Les spécialistes ont également été interrogés sur leurs liens entretenus avec les autres strates des entreprises dans lesquelles ils travaillaient. "La capacité des DPO à exercer leurs fonctions dépend, entre autres, de la facilité avec laquelle ils peuvent convaincre la direction, les autres services et les fournisseurs externes des changements nécessaires pour se conformer au RGPD", note l'étude. Elle conclut : "les résultats montrent clairement que, de manière générale, les DPO ont du mal à faire leur travail".

Difficile de convaincre le top management

Dans les détails, 38,5% des spécialistes disent avoir du mal à convaincre les plus hauts cadres dirigeants (top management) des changements à faire pour se conformer au RGPD. Les cadres supérieurs semblent être légèrement plus faciles à convaincre que les cadres intermédiaires. Concernant les fournisseurs, sans grande surprise, ceux issus de la région européenne sont beaucoup plus faciles à convaincre que les autres de l'importance de se conformer à cette législation.

Face à ces constats, Noyb a voulu interroger les DPO sur les axes d'amélioration possibles. Les amendes et autres sanctions ainsi que la perte de réputation sont les principaux facteurs qui poussent les entreprises à se mettre en conformité.
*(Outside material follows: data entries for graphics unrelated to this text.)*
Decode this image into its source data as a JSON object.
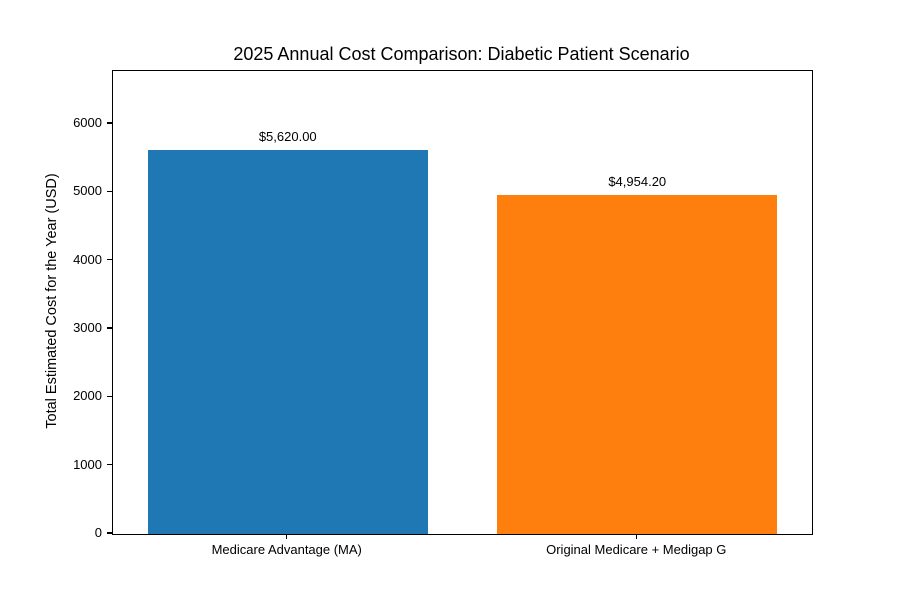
{
  "chart_data": {
    "type": "bar",
    "title": "2025 Annual Cost Comparison: Diabetic Patient Scenario",
    "ylabel": "Total Estimated Cost for the Year (USD)",
    "xlabel": "",
    "categories": [
      "Medicare Advantage (MA)",
      "Original Medicare + Medigap G"
    ],
    "values": [
      5620.0,
      4954.2
    ],
    "value_labels": [
      "$5,620.00",
      "$4,954.20"
    ],
    "bar_colors": [
      "#1f77b4",
      "#ff7f0e"
    ],
    "ylim": [
      0,
      6776
    ],
    "yticks": [
      "0",
      "1000",
      "2000",
      "3000",
      "4000",
      "5000",
      "6000"
    ],
    "grid": false,
    "legend": "none",
    "background_color": "#ffffff",
    "spine_color": "#000000",
    "text_color": "#000000"
  }
}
Point également intéressant : les lignes directrices du European Data Protection Board (EDPB) se sont révélées être "le facteur le moins influent". Ils les estiment être "trop générales", "ce qui les rend inapplicables dans la pratique". Egalement, les décisions rendues par les autorités ou les tribunaux étrangers ne sont pas considérées comme ayant une influence pour 46% des répondants.

Pour conclure, l'association présente plusieurs suggestions. Elle appelle ainsi les tribunaux et les autorités de protection des données à "renforcer leur application" du RGPD, à adopter "des amendes élevées" et à publier leurs décisions. Elle juge également que les ressources financières, techniques et humaines de la plupart des autorités ne sont pas suffisantes pour contrôler efficacement et punir les violations du texte européen.